Addressing a press conference here on Monday, Qureshi called for a responsible and orderly withdrawal of the troops without leaving a vacuum for the militant element to play havoc and create a chaotic situation for the region, reports Xinhua news agency.
He also expressed concern over the rising cases of violence in Afghanistan during the withdrawal process.
Qureshi noted that the Afghan peace process is at a critical stage, and there is a dire need to find a broad-based and inclusive settlement through an Afghan-led and Afghan-owned process.
Underlining the sacrifices made by his country due to unrest in Afghanistan, the Minister said that Pakistan has been a victim of the war in the neighbouring country.
“The price that we have paid has to be understood. We have had close to 80,000 casualties, we have suffered huge economic losses. The world should not be oblivious to that.”
The Foreign Minister said that Pakistan had played its role in the Afghan peace and reconciliation process, and now, it was up to the Afghan leadership to move the intra-Afghan dialogue process further.
Talking about his country’s efforts for the Afghan peace process, Qureshi said that Pakistan “played an instrumental role in bringing the Taliban to the negotiating table in 2019. Pakistan facilitated the conclusion of the US-Taliban peace agreement in February 2020 in Doha”.

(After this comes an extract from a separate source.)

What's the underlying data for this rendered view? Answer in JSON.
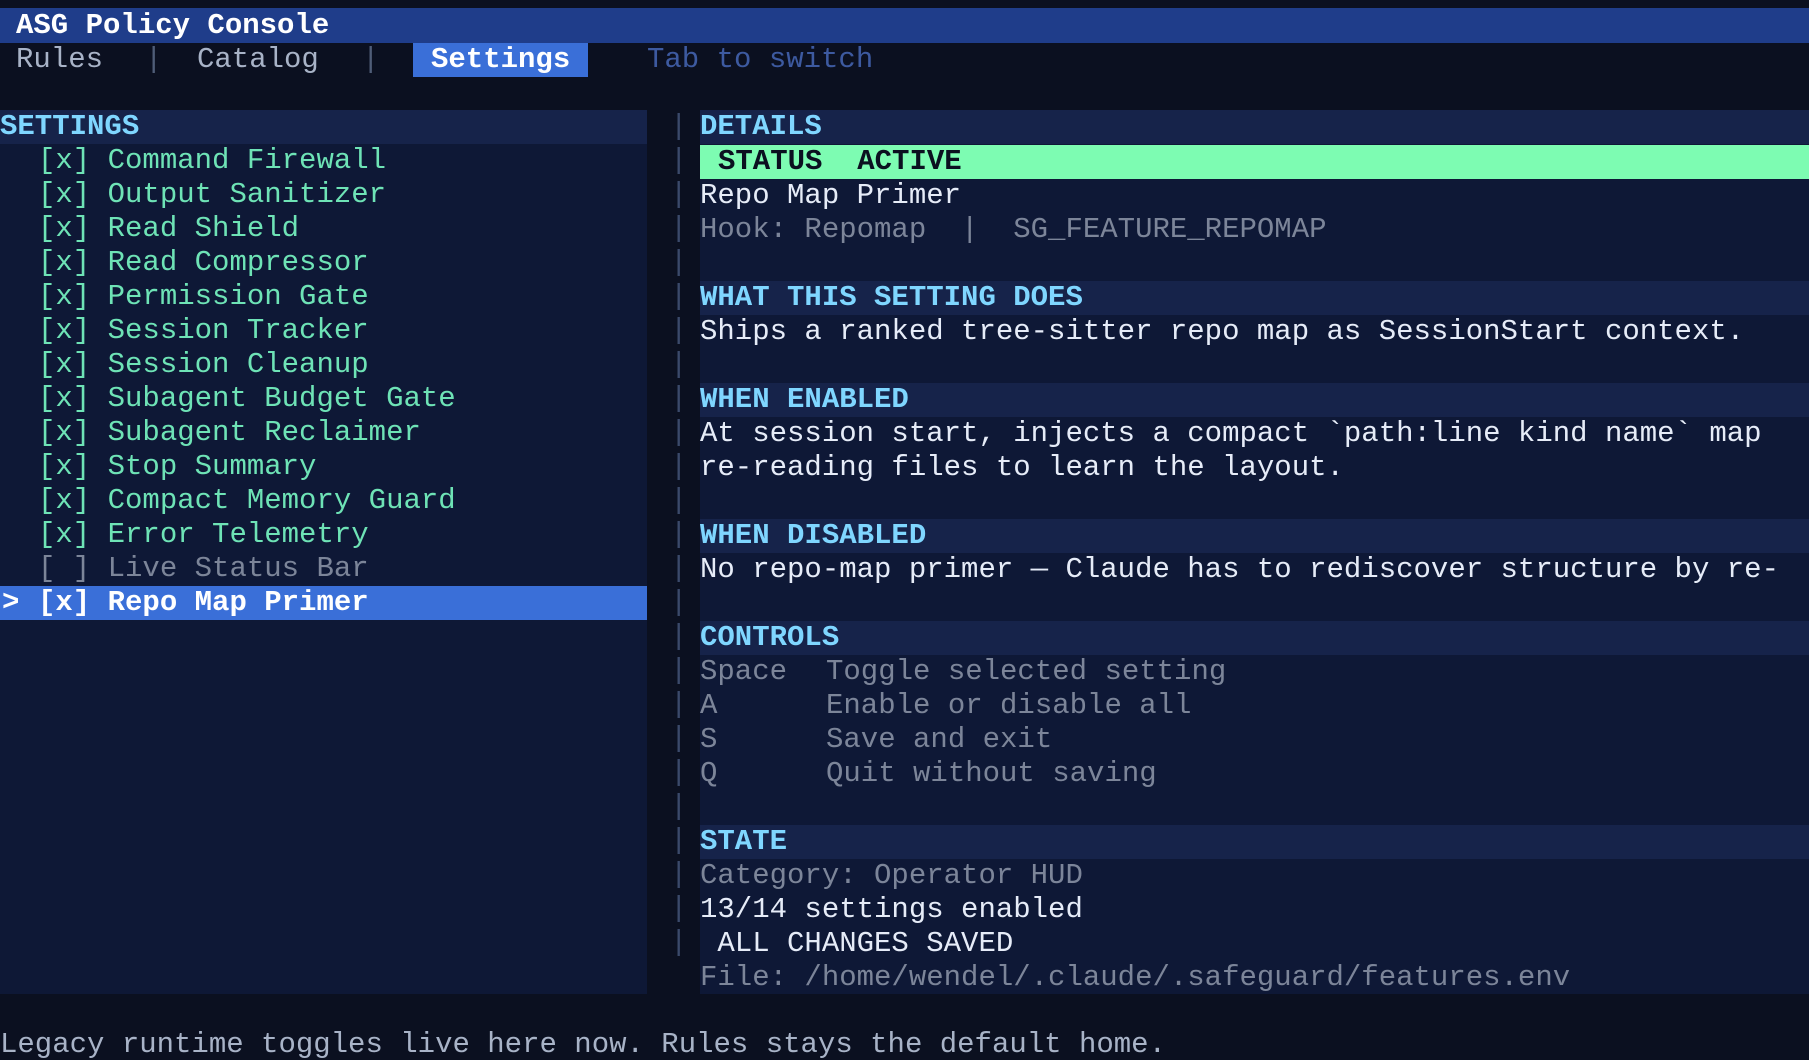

Stressing upon the international community to play its role to bring peace in Afghanistan, Qureshi said that the world should realise “peace and stability in Afghanistan is a shared responsibility and the international community cannot shy away from it and should play its role”.
He briefed the media that his country is making sure to check on people coming in and going out from Pakistan through the Afghan border, while it has completed 98 per cent of border fencing.